En bref
- La juge Rita Lin a accordé à Anthropic un jugement sommaire sur ses demandes relatives au premier amendement, à la procédure régulière et à la loi sur la procédure administrative dans une ordonnance de 59 pages.
- Le gouvernement a concédé qu'Anthropic n'a pas d'accès dérobé aux modèles déployés et n'est pas plus risqué que tout autre système d'IA.
- Anthropic a perdu sur un chef d'accusation, sa demande selon laquelle la directive de Trump aux agences fédérales dépassait le pouvoir présidentiel.
Un juge fédéral a statué que l'administration Trump a illégalement puni Anthropic pour avoir publiquement refusé de laisser l'armée utiliser son LLM Claude pour des tâches incluant la surveillance de masse des Américains et la guerre autonome létale.
Le différend a commencé lorsque le Pentagone a demandé à Anthropic de supprimer toutes les restrictions d'utilisation et d'accepter une clause permettant "tous les usages légaux". Anthropic a abandonné la plupart d'entre elles et a maintenu deux lignes rouges. Le 27 février, Trump a ordonné à toutes les agences fédérales de cesser d'utiliser la technologie de l'entreprise, la qualifiant de "société radicale de gauche et woke" sur Truth Social. Hegseth a suivi, accusant Anthropic dans un tweet de "un cours magistral d'arrogance et de trahison" et interdisant à tout entrepreneur militaire de faire affaire avec elle.

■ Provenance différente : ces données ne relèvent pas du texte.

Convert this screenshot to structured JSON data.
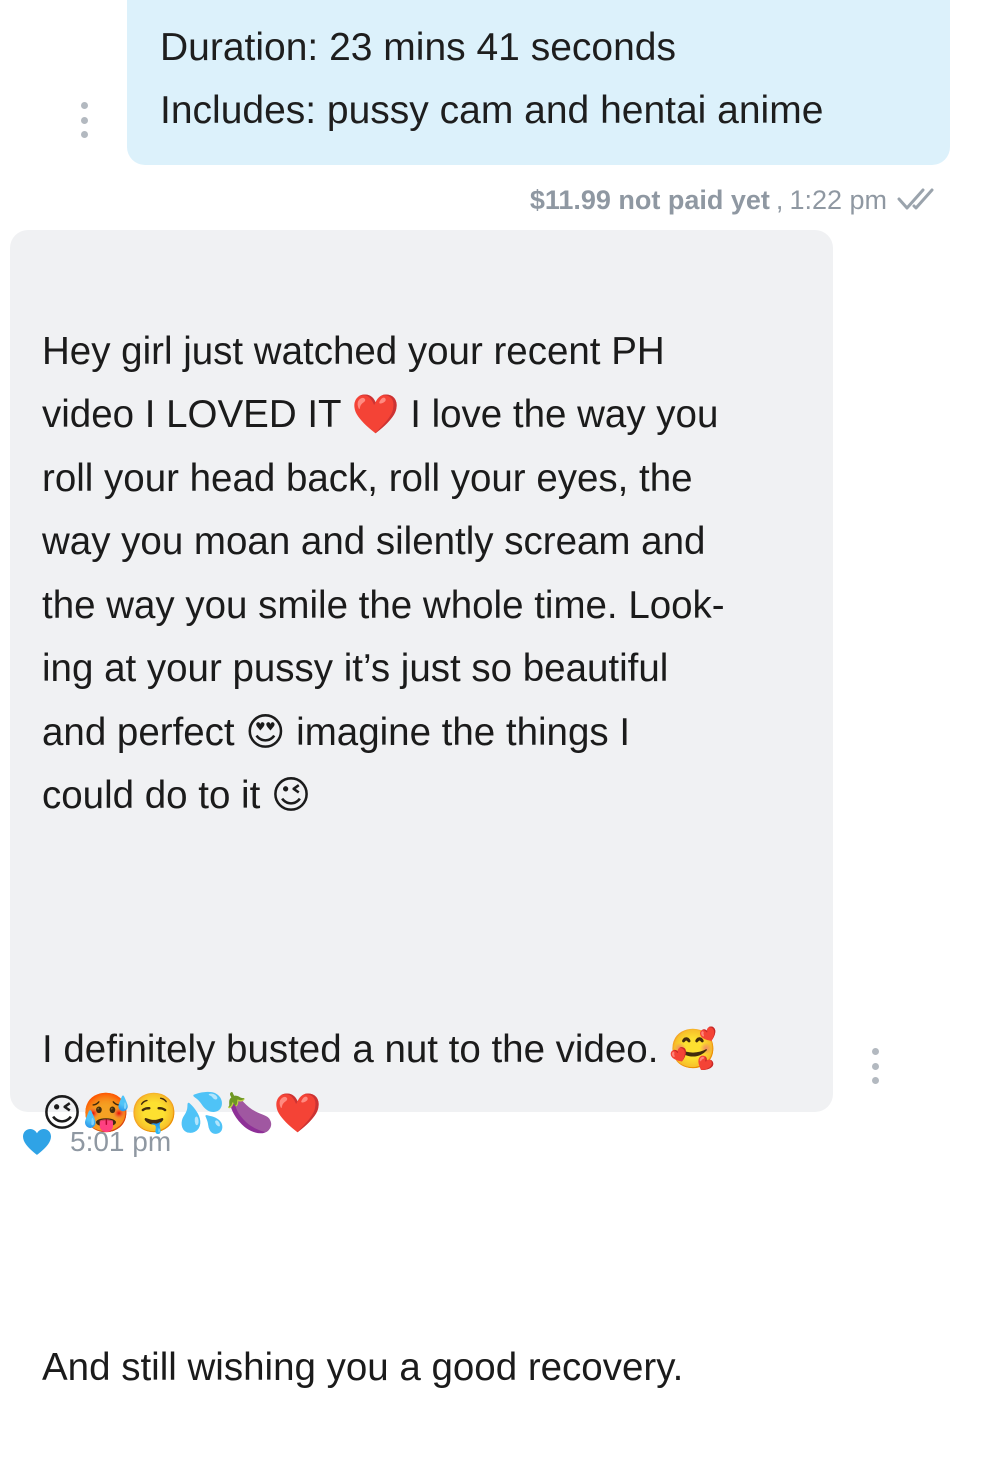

Ce que le dossier a montré
Le gouvernement a depuis abandonné sa demande principale. Son évaluation des risques reposait sur le fait qu'Anthropic avait un accès dérobé aux modèles déployés, et il concède maintenant qu'Anthropic n'a pas un tel accès et que Claude n'est pas plus risqué que tout autre système "boîte noire". Cela ne laissait qu'un facteur : la confiance, perdue par ce qu'une note du Pentagone a appelé la "manière de plus en plus hostile d'Anthropic à travers la presse".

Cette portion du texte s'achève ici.